As technologies for gene sequencing and microscopy improve, biologists and biomedical researchers are increasingly able to distinguish heterogeneity in cell populations. And some of these differences in cellular behaviours can have important implications for biological functions, such as stem cells in embryonic development, or invasive malignant cells in the onset of cancer. But where will this trend of looking for heterogeneity lead? With a good enough microscope, every cell may look different. But is this meaningful?

To illustrate their point, Linus Schumacher and Oxford Mathematicians Ruth Baker and Philip Maini focused on an example of heterogeneity in migrating cell populations. They used statistics relating to delays in the correlation between individual cells' movements to examine whether it is possible to infer heterogeneities in cell behaviours. This idea originally stems from analysing the movements of birds, but has since been applied to cells too.
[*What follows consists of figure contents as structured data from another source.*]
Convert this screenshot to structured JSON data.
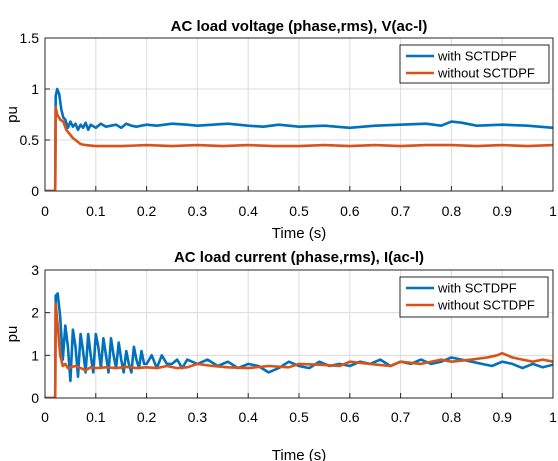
{
  "chart_data": [
    {
      "type": "line",
      "title": "AC load voltage (phase,rms), V(ac-l)",
      "xlabel": "Time (s)",
      "ylabel": "pu",
      "xlim": [
        0,
        1
      ],
      "ylim": [
        0,
        1.5
      ],
      "xticks": [
        0,
        0.1,
        0.2,
        0.3,
        0.4,
        0.5,
        0.6,
        0.7,
        0.8,
        0.9,
        1
      ],
      "xtick_labels": [
        "0",
        "0.1",
        "0.2",
        "0.3",
        "0.4",
        "0.5",
        "0.6",
        "0.7",
        "0.8",
        "0.9",
        "1"
      ],
      "yticks": [
        0,
        0.5,
        1,
        1.5
      ],
      "ytick_labels": [
        "0",
        "0.5",
        "1",
        "1.5"
      ],
      "grid": true,
      "legend_position": "top-right",
      "series": [
        {
          "name": "with SCTDPF",
          "color": "#0072BD",
          "x": [
            0,
            0.02,
            0.021,
            0.024,
            0.028,
            0.032,
            0.036,
            0.04,
            0.045,
            0.05,
            0.055,
            0.06,
            0.065,
            0.07,
            0.075,
            0.08,
            0.085,
            0.09,
            0.1,
            0.11,
            0.12,
            0.13,
            0.14,
            0.15,
            0.16,
            0.17,
            0.18,
            0.2,
            0.22,
            0.25,
            0.28,
            0.3,
            0.33,
            0.36,
            0.4,
            0.43,
            0.46,
            0.5,
            0.55,
            0.6,
            0.65,
            0.7,
            0.75,
            0.78,
            0.8,
            0.82,
            0.85,
            0.9,
            0.95,
            1.0
          ],
          "y": [
            0,
            0,
            0.93,
            1.0,
            0.95,
            0.8,
            0.72,
            0.7,
            0.62,
            0.68,
            0.63,
            0.66,
            0.6,
            0.65,
            0.62,
            0.67,
            0.6,
            0.65,
            0.62,
            0.66,
            0.63,
            0.64,
            0.65,
            0.62,
            0.66,
            0.64,
            0.63,
            0.65,
            0.64,
            0.66,
            0.65,
            0.64,
            0.65,
            0.66,
            0.64,
            0.63,
            0.65,
            0.63,
            0.64,
            0.62,
            0.64,
            0.65,
            0.66,
            0.64,
            0.68,
            0.67,
            0.64,
            0.65,
            0.64,
            0.62
          ]
        },
        {
          "name": "without SCTDPF",
          "color": "#D95319",
          "x": [
            0,
            0.02,
            0.021,
            0.024,
            0.03,
            0.036,
            0.042,
            0.05,
            0.055,
            0.06,
            0.065,
            0.07,
            0.08,
            0.1,
            0.15,
            0.2,
            0.25,
            0.3,
            0.35,
            0.4,
            0.45,
            0.5,
            0.55,
            0.6,
            0.65,
            0.7,
            0.75,
            0.8,
            0.85,
            0.9,
            0.95,
            1.0
          ],
          "y": [
            0,
            0,
            0.82,
            0.75,
            0.7,
            0.68,
            0.6,
            0.55,
            0.52,
            0.5,
            0.48,
            0.46,
            0.45,
            0.44,
            0.44,
            0.45,
            0.44,
            0.45,
            0.44,
            0.45,
            0.44,
            0.44,
            0.45,
            0.44,
            0.45,
            0.44,
            0.45,
            0.45,
            0.44,
            0.45,
            0.44,
            0.45
          ]
        }
      ]
    },
    {
      "type": "line",
      "title": "AC load current (phase,rms), I(ac-l)",
      "xlabel": "Time (s)",
      "ylabel": "pu",
      "xlim": [
        0,
        1
      ],
      "ylim": [
        0,
        3
      ],
      "xticks": [
        0,
        0.1,
        0.2,
        0.3,
        0.4,
        0.5,
        0.6,
        0.7,
        0.8,
        0.9,
        1
      ],
      "xtick_labels": [
        "0",
        "0.1",
        "0.2",
        "0.3",
        "0.4",
        "0.5",
        "0.6",
        "0.7",
        "0.8",
        "0.9",
        "1"
      ],
      "yticks": [
        0,
        1,
        2,
        3
      ],
      "ytick_labels": [
        "0",
        "1",
        "2",
        "3"
      ],
      "grid": true,
      "legend_position": "top-right",
      "series": [
        {
          "name": "with SCTDPF",
          "color": "#0072BD",
          "x": [
            0,
            0.02,
            0.021,
            0.025,
            0.03,
            0.035,
            0.04,
            0.045,
            0.05,
            0.055,
            0.06,
            0.065,
            0.07,
            0.075,
            0.08,
            0.085,
            0.09,
            0.095,
            0.1,
            0.105,
            0.11,
            0.115,
            0.12,
            0.125,
            0.13,
            0.135,
            0.14,
            0.145,
            0.15,
            0.155,
            0.16,
            0.165,
            0.17,
            0.175,
            0.18,
            0.185,
            0.19,
            0.195,
            0.2,
            0.21,
            0.22,
            0.23,
            0.24,
            0.25,
            0.26,
            0.27,
            0.28,
            0.3,
            0.32,
            0.34,
            0.36,
            0.38,
            0.4,
            0.42,
            0.44,
            0.46,
            0.48,
            0.5,
            0.52,
            0.54,
            0.56,
            0.58,
            0.6,
            0.62,
            0.64,
            0.66,
            0.68,
            0.7,
            0.72,
            0.74,
            0.76,
            0.78,
            0.8,
            0.82,
            0.84,
            0.86,
            0.88,
            0.9,
            0.92,
            0.94,
            0.96,
            0.98,
            1.0
          ],
          "y": [
            0,
            0,
            2.4,
            2.45,
            1.9,
            0.9,
            1.7,
            1.2,
            0.4,
            1.6,
            1.2,
            0.5,
            1.5,
            1.1,
            0.6,
            1.5,
            1.0,
            0.6,
            1.5,
            1.2,
            0.7,
            1.4,
            1.0,
            0.6,
            1.4,
            1.0,
            0.7,
            1.3,
            0.9,
            0.6,
            1.1,
            0.8,
            0.6,
            1.2,
            0.9,
            0.7,
            1.1,
            0.8,
            0.8,
            1.0,
            0.7,
            1.0,
            0.8,
            0.8,
            0.9,
            0.7,
            0.9,
            0.8,
            0.9,
            0.75,
            0.85,
            0.7,
            0.8,
            0.75,
            0.6,
            0.7,
            0.85,
            0.75,
            0.7,
            0.85,
            0.75,
            0.8,
            0.75,
            0.85,
            0.8,
            0.9,
            0.75,
            0.85,
            0.8,
            0.9,
            0.8,
            0.85,
            0.95,
            0.9,
            0.85,
            0.8,
            0.75,
            0.85,
            0.8,
            0.7,
            0.8,
            0.72,
            0.78
          ]
        },
        {
          "name": "without SCTDPF",
          "color": "#D95319",
          "x": [
            0,
            0.02,
            0.021,
            0.025,
            0.03,
            0.035,
            0.04,
            0.045,
            0.05,
            0.06,
            0.07,
            0.08,
            0.09,
            0.1,
            0.12,
            0.14,
            0.16,
            0.18,
            0.2,
            0.22,
            0.24,
            0.26,
            0.28,
            0.3,
            0.33,
            0.36,
            0.4,
            0.44,
            0.48,
            0.5,
            0.54,
            0.58,
            0.6,
            0.64,
            0.68,
            0.7,
            0.74,
            0.78,
            0.8,
            0.84,
            0.87,
            0.89,
            0.9,
            0.92,
            0.94,
            0.96,
            0.98,
            1.0
          ],
          "y": [
            0,
            0,
            2.2,
            1.7,
            1.0,
            0.75,
            0.8,
            0.7,
            0.72,
            0.75,
            0.7,
            0.65,
            0.72,
            0.7,
            0.72,
            0.7,
            0.73,
            0.7,
            0.72,
            0.7,
            0.75,
            0.7,
            0.72,
            0.8,
            0.75,
            0.72,
            0.7,
            0.75,
            0.72,
            0.8,
            0.78,
            0.75,
            0.85,
            0.8,
            0.75,
            0.85,
            0.8,
            0.9,
            0.85,
            0.9,
            0.95,
            1.0,
            1.05,
            0.95,
            0.9,
            0.85,
            0.9,
            0.85
          ]
        }
      ]
    }
  ]
}
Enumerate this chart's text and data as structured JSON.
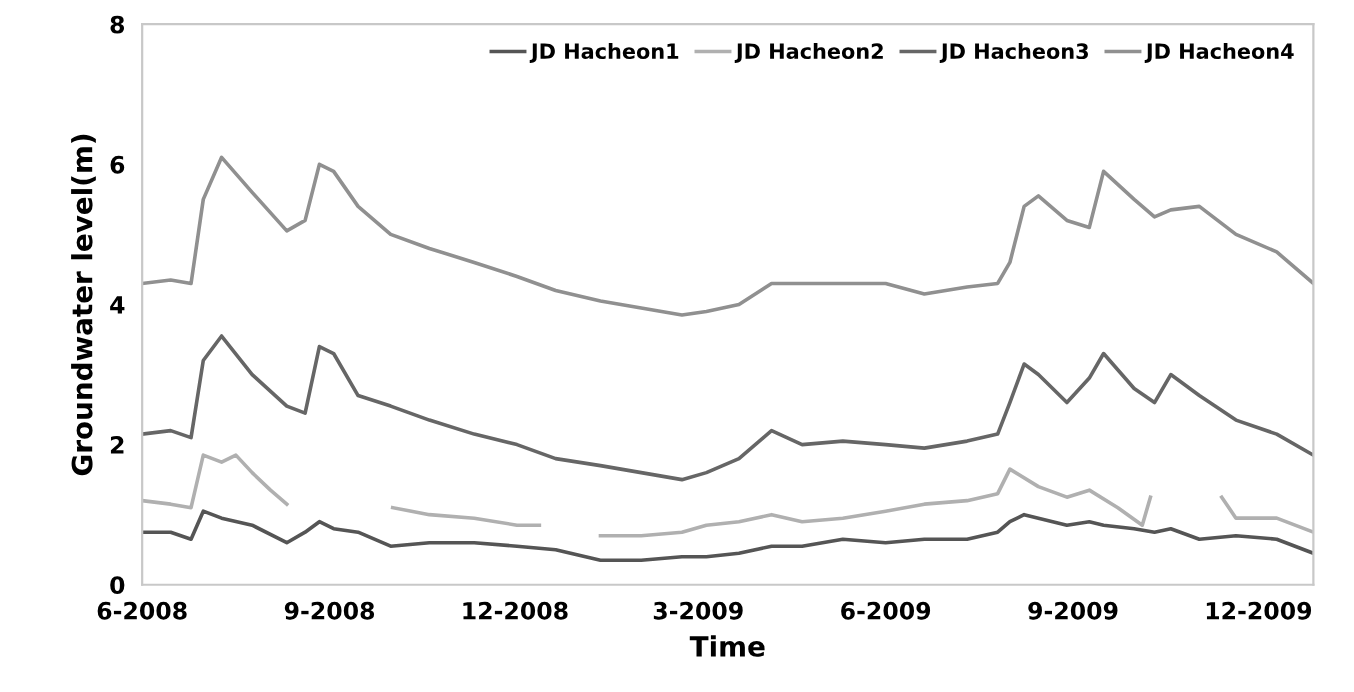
{
  "chart_data": {
    "type": "line",
    "xlabel": "Time",
    "ylabel": "Groundwater level(m)",
    "x": [
      "2008-06-01",
      "2008-06-15",
      "2008-06-25",
      "2008-07-01",
      "2008-07-10",
      "2008-07-25",
      "2008-08-11",
      "2008-08-20",
      "2008-08-27",
      "2008-09-03",
      "2008-09-15",
      "2008-10-01",
      "2008-10-20",
      "2008-11-11",
      "2008-12-02",
      "2008-12-21",
      "2009-01-12",
      "2009-02-01",
      "2009-02-21",
      "2009-03-05",
      "2009-03-21",
      "2009-04-06",
      "2009-04-21",
      "2009-05-11",
      "2009-06-01",
      "2009-06-20",
      "2009-07-11",
      "2009-07-26",
      "2009-08-01",
      "2009-08-08",
      "2009-08-15",
      "2009-08-29",
      "2009-09-09",
      "2009-09-16",
      "2009-10-01",
      "2009-10-11",
      "2009-10-19",
      "2009-11-02",
      "2009-11-20",
      "2009-12-10",
      "2009-12-28"
    ],
    "series": [
      {
        "name": "JD Hacheon1",
        "color": "#555555",
        "values": [
          0.75,
          0.75,
          0.65,
          1.05,
          0.95,
          0.85,
          0.6,
          0.75,
          0.9,
          0.8,
          0.75,
          0.55,
          0.6,
          0.6,
          0.55,
          0.5,
          0.35,
          0.35,
          0.4,
          0.4,
          0.45,
          0.55,
          0.55,
          0.65,
          0.6,
          0.65,
          0.65,
          0.75,
          0.9,
          1.0,
          0.95,
          0.85,
          0.9,
          0.85,
          0.8,
          0.75,
          0.8,
          0.65,
          0.7,
          0.65,
          0.45
        ]
      },
      {
        "name": "JD Hacheon2",
        "color": "#b0b0b0",
        "x": [
          "2008-06-01",
          "2008-06-15",
          "2008-06-25",
          "2008-07-01",
          "2008-07-10",
          "2008-07-17",
          "2008-07-25",
          "2008-08-03",
          "2008-08-11",
          "2008-09-05",
          "2008-10-02",
          "2008-10-20",
          "2008-11-11",
          "2008-12-02",
          "2008-12-13",
          "2008-12-21",
          "2009-01-12",
          "2009-02-01",
          "2009-02-21",
          "2009-03-05",
          "2009-03-21",
          "2009-04-06",
          "2009-04-21",
          "2009-05-11",
          "2009-06-01",
          "2009-06-20",
          "2009-07-11",
          "2009-07-26",
          "2009-08-01",
          "2009-08-15",
          "2009-08-29",
          "2009-09-09",
          "2009-09-23",
          "2009-10-05",
          "2009-10-09",
          "2009-10-25",
          "2009-11-13",
          "2009-11-20",
          "2009-12-10",
          "2009-12-28"
        ],
        "values": [
          1.2,
          1.15,
          1.1,
          1.85,
          1.75,
          1.85,
          1.6,
          1.35,
          1.15,
          null,
          1.1,
          1.0,
          0.95,
          0.85,
          0.85,
          null,
          0.7,
          0.7,
          0.75,
          0.85,
          0.9,
          1.0,
          0.9,
          0.95,
          1.05,
          1.15,
          1.2,
          1.3,
          1.65,
          1.4,
          1.25,
          1.35,
          1.1,
          0.85,
          1.25,
          null,
          1.25,
          0.95,
          0.95,
          0.75
        ]
      },
      {
        "name": "JD Hacheon3",
        "color": "#666666",
        "values": [
          2.15,
          2.2,
          2.1,
          3.2,
          3.55,
          3.0,
          2.55,
          2.45,
          3.4,
          3.3,
          2.7,
          2.55,
          2.35,
          2.15,
          2.0,
          1.8,
          1.7,
          1.6,
          1.5,
          1.6,
          1.8,
          2.2,
          2.0,
          2.05,
          2.0,
          1.95,
          2.05,
          2.15,
          2.6,
          3.15,
          3.0,
          2.6,
          2.95,
          3.3,
          2.8,
          2.6,
          3.0,
          2.7,
          2.35,
          2.15,
          1.85
        ]
      },
      {
        "name": "JD Hacheon4",
        "color": "#909090",
        "values": [
          4.3,
          4.35,
          4.3,
          5.5,
          6.1,
          5.6,
          5.05,
          5.2,
          6.0,
          5.9,
          5.4,
          5.0,
          4.8,
          4.6,
          4.4,
          4.2,
          4.05,
          3.95,
          3.85,
          3.9,
          4.0,
          4.3,
          4.3,
          4.3,
          4.3,
          4.15,
          4.25,
          4.3,
          4.6,
          5.4,
          5.55,
          5.2,
          5.1,
          5.9,
          5.5,
          5.25,
          5.35,
          5.4,
          5.0,
          4.75,
          4.3
        ]
      }
    ],
    "xlim": [
      "2008-06-01",
      "2009-12-28"
    ],
    "xticks": [
      {
        "value": "2008-06-01",
        "label": "6-2008"
      },
      {
        "value": "2008-09-01",
        "label": "9-2008"
      },
      {
        "value": "2008-12-01",
        "label": "12-2008"
      },
      {
        "value": "2009-03-01",
        "label": "3-2009"
      },
      {
        "value": "2009-06-01",
        "label": "6-2009"
      },
      {
        "value": "2009-09-01",
        "label": "9-2009"
      },
      {
        "value": "2009-12-01",
        "label": "12-2009"
      }
    ],
    "ylim": [
      0,
      8
    ],
    "yticks": [
      0,
      2,
      4,
      6,
      8
    ],
    "grid": false,
    "legend": "top right"
  }
}
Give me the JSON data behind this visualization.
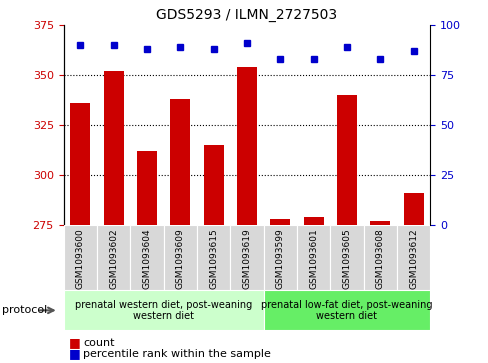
{
  "title": "GDS5293 / ILMN_2727503",
  "samples": [
    "GSM1093600",
    "GSM1093602",
    "GSM1093604",
    "GSM1093609",
    "GSM1093615",
    "GSM1093619",
    "GSM1093599",
    "GSM1093601",
    "GSM1093605",
    "GSM1093608",
    "GSM1093612"
  ],
  "counts": [
    336,
    352,
    312,
    338,
    315,
    354,
    278,
    279,
    340,
    277,
    291
  ],
  "percentiles": [
    90,
    90,
    88,
    89,
    88,
    91,
    83,
    83,
    89,
    83,
    87
  ],
  "ylim_left": [
    275,
    375
  ],
  "ylim_right": [
    0,
    100
  ],
  "yticks_left": [
    275,
    300,
    325,
    350,
    375
  ],
  "yticks_right": [
    0,
    25,
    50,
    75,
    100
  ],
  "groups": [
    {
      "label": "prenatal western diet, post-weaning\nwestern diet",
      "start": 0,
      "end": 6,
      "color": "#ccffcc"
    },
    {
      "label": "prenatal low-fat diet, post-weaning\nwestern diet",
      "start": 6,
      "end": 11,
      "color": "#66ee66"
    }
  ],
  "bar_color": "#cc0000",
  "dot_color": "#0000cc",
  "bar_width": 0.6,
  "left_tick_color": "#cc0000",
  "right_tick_color": "#0000cc",
  "bg_color": "#d8d8d8",
  "legend_items": [
    "count",
    "percentile rank within the sample"
  ],
  "protocol_label": "protocol"
}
By measuring when the movement of two cells (or birds) is most aligned, we learn if cells (or birds) move and turn simultaneously (no delay in correlations), or follow each other (delays in correlations). This is of importance to biologists interested in understanding if a subset of cells is leading metastatic invasion, for example, or the migration of cells in the developing embryo.

Using a minimal mathematical model for cell migration, Schumacher, Baker and Maini show that correlations in movement patterns are not necessarily a good indicator of heterogeneity: even a population of identical cells can appear heterogeneous, due to chance correlations and limited sample sizes. What’s more, when the authors explicitly included heterogeneity in their model to describe experimentally measured data, the model of a homogeneous cell population could describe the data just as well (albeit for different parameter values), heavily limiting what can be concluded from such measurements.

Thus, we have learnt that heterogeneity can naively be inferred from cell tracking data, but it may not be so meaningful. And the implications reach further than a particular type of data and specific statistical analysis. In an associated commentary, Paul Macklin of Indiana University illustrates a corollary of the main work: cell populations that divide with a fixed rate, or a distribution of division rates, can have the same distribution of cell cycle times (which could be measured experimentally). In this case, heterogeneity (whether it is real or not) is unimportant in understanding the observed biological phenomenon.

Lead author Linus Schumacher got the idea for this study while finishing his DPhil at the Wolfson Centre for Mathematical Biology in Oxford, and was enabled to continue working on it through an EPSRC Doctoral Prize award. The research appears on the cover of the August issue of Cell Systems.